Four short links: 23 October 2019
Safe Interfaces, WebAssembly Numbers, Userland Dataflow, and Serverless Data Processing in Go
- How Not to Rewrite it in Rust — A much better alternative is to reuse the original library and just publish a safe interface to it. As this comment on Lobsters says, Rust can add safety guarantees even to C code! When using a C library, you may need to know things such as “if I pass a pointer to the library, who will free it and when?”, “can this be NULL?”, “is this thread-safe?”, “can I call this function more than once?”. In C, these things are in the manual, but Rust can express them in the type system. When writing Rust wrappers, I literally copy prose from the documentation into Rust type system and have the compiler enforce RTFM!

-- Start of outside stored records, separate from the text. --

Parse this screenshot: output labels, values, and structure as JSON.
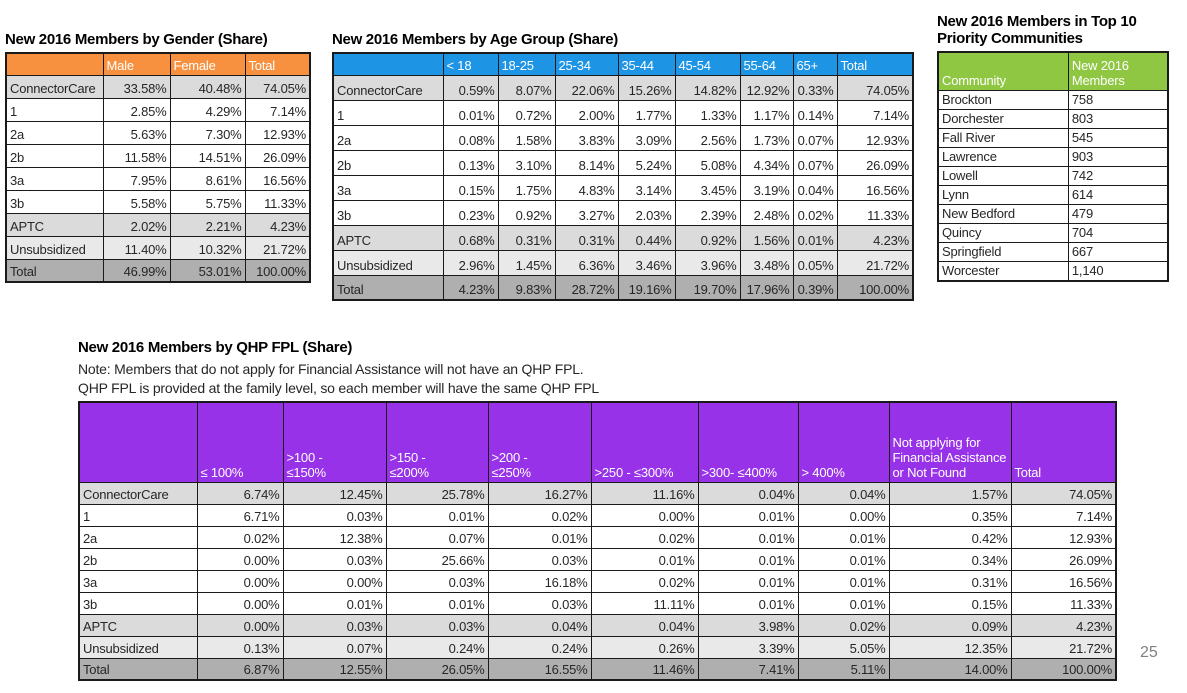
{
  "page_number": "25",
  "tables": {
    "gender": {
      "title": "New 2016 Members by Gender (Share)",
      "header_color": "#F79140",
      "columns": [
        "",
        "Male",
        "Female",
        "Total"
      ],
      "rows": [
        {
          "label": "ConnectorCare",
          "values": [
            "33.58%",
            "40.48%",
            "74.05%"
          ]
        },
        {
          "label": "1",
          "values": [
            "2.85%",
            "4.29%",
            "7.14%"
          ]
        },
        {
          "label": "2a",
          "values": [
            "5.63%",
            "7.30%",
            "12.93%"
          ]
        },
        {
          "label": "2b",
          "values": [
            "11.58%",
            "14.51%",
            "26.09%"
          ]
        },
        {
          "label": "3a",
          "values": [
            "7.95%",
            "8.61%",
            "16.56%"
          ]
        },
        {
          "label": "3b",
          "values": [
            "5.58%",
            "5.75%",
            "11.33%"
          ]
        },
        {
          "label": "APTC",
          "values": [
            "2.02%",
            "2.21%",
            "4.23%"
          ]
        },
        {
          "label": "Unsubsidized",
          "values": [
            "11.40%",
            "10.32%",
            "21.72%"
          ]
        },
        {
          "label": "Total",
          "values": [
            "46.99%",
            "53.01%",
            "100.00%"
          ]
        }
      ]
    },
    "age": {
      "title": "New 2016 Members by Age Group (Share)",
      "header_color": "#1E94E4",
      "columns": [
        "",
        "< 18",
        "18-25",
        "25-34",
        "35-44",
        "45-54",
        "55-64",
        "65+",
        "Total"
      ],
      "rows": [
        {
          "label": "ConnectorCare",
          "values": [
            "0.59%",
            "8.07%",
            "22.06%",
            "15.26%",
            "14.82%",
            "12.92%",
            "0.33%",
            "74.05%"
          ]
        },
        {
          "label": "1",
          "values": [
            "0.01%",
            "0.72%",
            "2.00%",
            "1.77%",
            "1.33%",
            "1.17%",
            "0.14%",
            "7.14%"
          ]
        },
        {
          "label": "2a",
          "values": [
            "0.08%",
            "1.58%",
            "3.83%",
            "3.09%",
            "2.56%",
            "1.73%",
            "0.07%",
            "12.93%"
          ]
        },
        {
          "label": "2b",
          "values": [
            "0.13%",
            "3.10%",
            "8.14%",
            "5.24%",
            "5.08%",
            "4.34%",
            "0.07%",
            "26.09%"
          ]
        },
        {
          "label": "3a",
          "values": [
            "0.15%",
            "1.75%",
            "4.83%",
            "3.14%",
            "3.45%",
            "3.19%",
            "0.04%",
            "16.56%"
          ]
        },
        {
          "label": "3b",
          "values": [
            "0.23%",
            "0.92%",
            "3.27%",
            "2.03%",
            "2.39%",
            "2.48%",
            "0.02%",
            "11.33%"
          ]
        },
        {
          "label": "APTC",
          "values": [
            "0.68%",
            "0.31%",
            "0.31%",
            "0.44%",
            "0.92%",
            "1.56%",
            "0.01%",
            "4.23%"
          ]
        },
        {
          "label": "Unsubsidized",
          "values": [
            "2.96%",
            "1.45%",
            "6.36%",
            "3.46%",
            "3.96%",
            "3.48%",
            "0.05%",
            "21.72%"
          ]
        },
        {
          "label": "Total",
          "values": [
            "4.23%",
            "9.83%",
            "28.72%",
            "19.16%",
            "19.70%",
            "17.96%",
            "0.39%",
            "100.00%"
          ]
        }
      ]
    },
    "communities": {
      "title": "New 2016 Members in Top 10 Priority Communities",
      "header_color": "#8FC743",
      "columns": [
        "Community",
        "New 2016 Members"
      ],
      "rows": [
        {
          "label": "Brockton",
          "values": [
            "758"
          ]
        },
        {
          "label": "Dorchester",
          "values": [
            "803"
          ]
        },
        {
          "label": "Fall River",
          "values": [
            "545"
          ]
        },
        {
          "label": "Lawrence",
          "values": [
            "903"
          ]
        },
        {
          "label": "Lowell",
          "values": [
            "742"
          ]
        },
        {
          "label": "Lynn",
          "values": [
            "614"
          ]
        },
        {
          "label": "New Bedford",
          "values": [
            "479"
          ]
        },
        {
          "label": "Quincy",
          "values": [
            "704"
          ]
        },
        {
          "label": "Springfield",
          "values": [
            "667"
          ]
        },
        {
          "label": "Worcester",
          "values": [
            "1,140"
          ]
        }
      ]
    },
    "fpl": {
      "title": "New 2016 Members by QHP FPL (Share)",
      "notes": [
        "Note: Members that do not apply for Financial Assistance will not have an QHP FPL.",
        "QHP FPL is provided at the family level, so each member will have the same QHP FPL"
      ],
      "header_color": "#9832E8",
      "columns": [
        "",
        "≤ 100%",
        ">100 -\n≤150%",
        ">150 -\n≤200%",
        ">200 -\n≤250%",
        ">250 - ≤300%",
        ">300- ≤400%",
        "> 400%",
        "Not applying for Financial Assistance or Not Found",
        "Total"
      ],
      "rows": [
        {
          "label": "ConnectorCare",
          "values": [
            "6.74%",
            "12.45%",
            "25.78%",
            "16.27%",
            "11.16%",
            "0.04%",
            "0.04%",
            "1.57%",
            "74.05%"
          ]
        },
        {
          "label": "1",
          "values": [
            "6.71%",
            "0.03%",
            "0.01%",
            "0.02%",
            "0.00%",
            "0.01%",
            "0.00%",
            "0.35%",
            "7.14%"
          ]
        },
        {
          "label": "2a",
          "values": [
            "0.02%",
            "12.38%",
            "0.07%",
            "0.01%",
            "0.02%",
            "0.01%",
            "0.01%",
            "0.42%",
            "12.93%"
          ]
        },
        {
          "label": "2b",
          "values": [
            "0.00%",
            "0.03%",
            "25.66%",
            "0.03%",
            "0.01%",
            "0.01%",
            "0.01%",
            "0.34%",
            "26.09%"
          ]
        },
        {
          "label": "3a",
          "values": [
            "0.00%",
            "0.00%",
            "0.03%",
            "16.18%",
            "0.02%",
            "0.01%",
            "0.01%",
            "0.31%",
            "16.56%"
          ]
        },
        {
          "label": "3b",
          "values": [
            "0.00%",
            "0.01%",
            "0.01%",
            "0.03%",
            "11.11%",
            "0.01%",
            "0.01%",
            "0.15%",
            "11.33%"
          ]
        },
        {
          "label": "APTC",
          "values": [
            "0.00%",
            "0.03%",
            "0.03%",
            "0.04%",
            "0.04%",
            "3.98%",
            "0.02%",
            "0.09%",
            "4.23%"
          ]
        },
        {
          "label": "Unsubsidized",
          "values": [
            "0.13%",
            "0.07%",
            "0.24%",
            "0.24%",
            "0.26%",
            "3.39%",
            "5.05%",
            "12.35%",
            "21.72%"
          ]
        },
        {
          "label": "Total",
          "values": [
            "6.87%",
            "12.55%",
            "26.05%",
            "16.55%",
            "11.46%",
            "7.41%",
            "5.11%",
            "14.00%",
            "100.00%"
          ]
        }
      ]
    }
  }
}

- A Study on the Prevalence of WebAssembly in the Wild — we examine the prevalence of WebAssembly in the Alexa top one million websites and find that as many as one out of 600 sites execute Wasm code. Moreover, we perform several secondary analyses, including an evaluation of code characteristics and the assessment of a Wasm module’s field of application. Based on this, we find that over 50% of all sites using WebAssembly apply it for malicious deeds, such as mining and obfuscation.
- Userland — an integrated dataflow environment for user applications. Very cool idea! Very early and docs not everywhere, but see this video for demos and explanation of philosophy. (via Twitter)
- Bigslice — a system for fast, large-scale, serverless data processing using Go.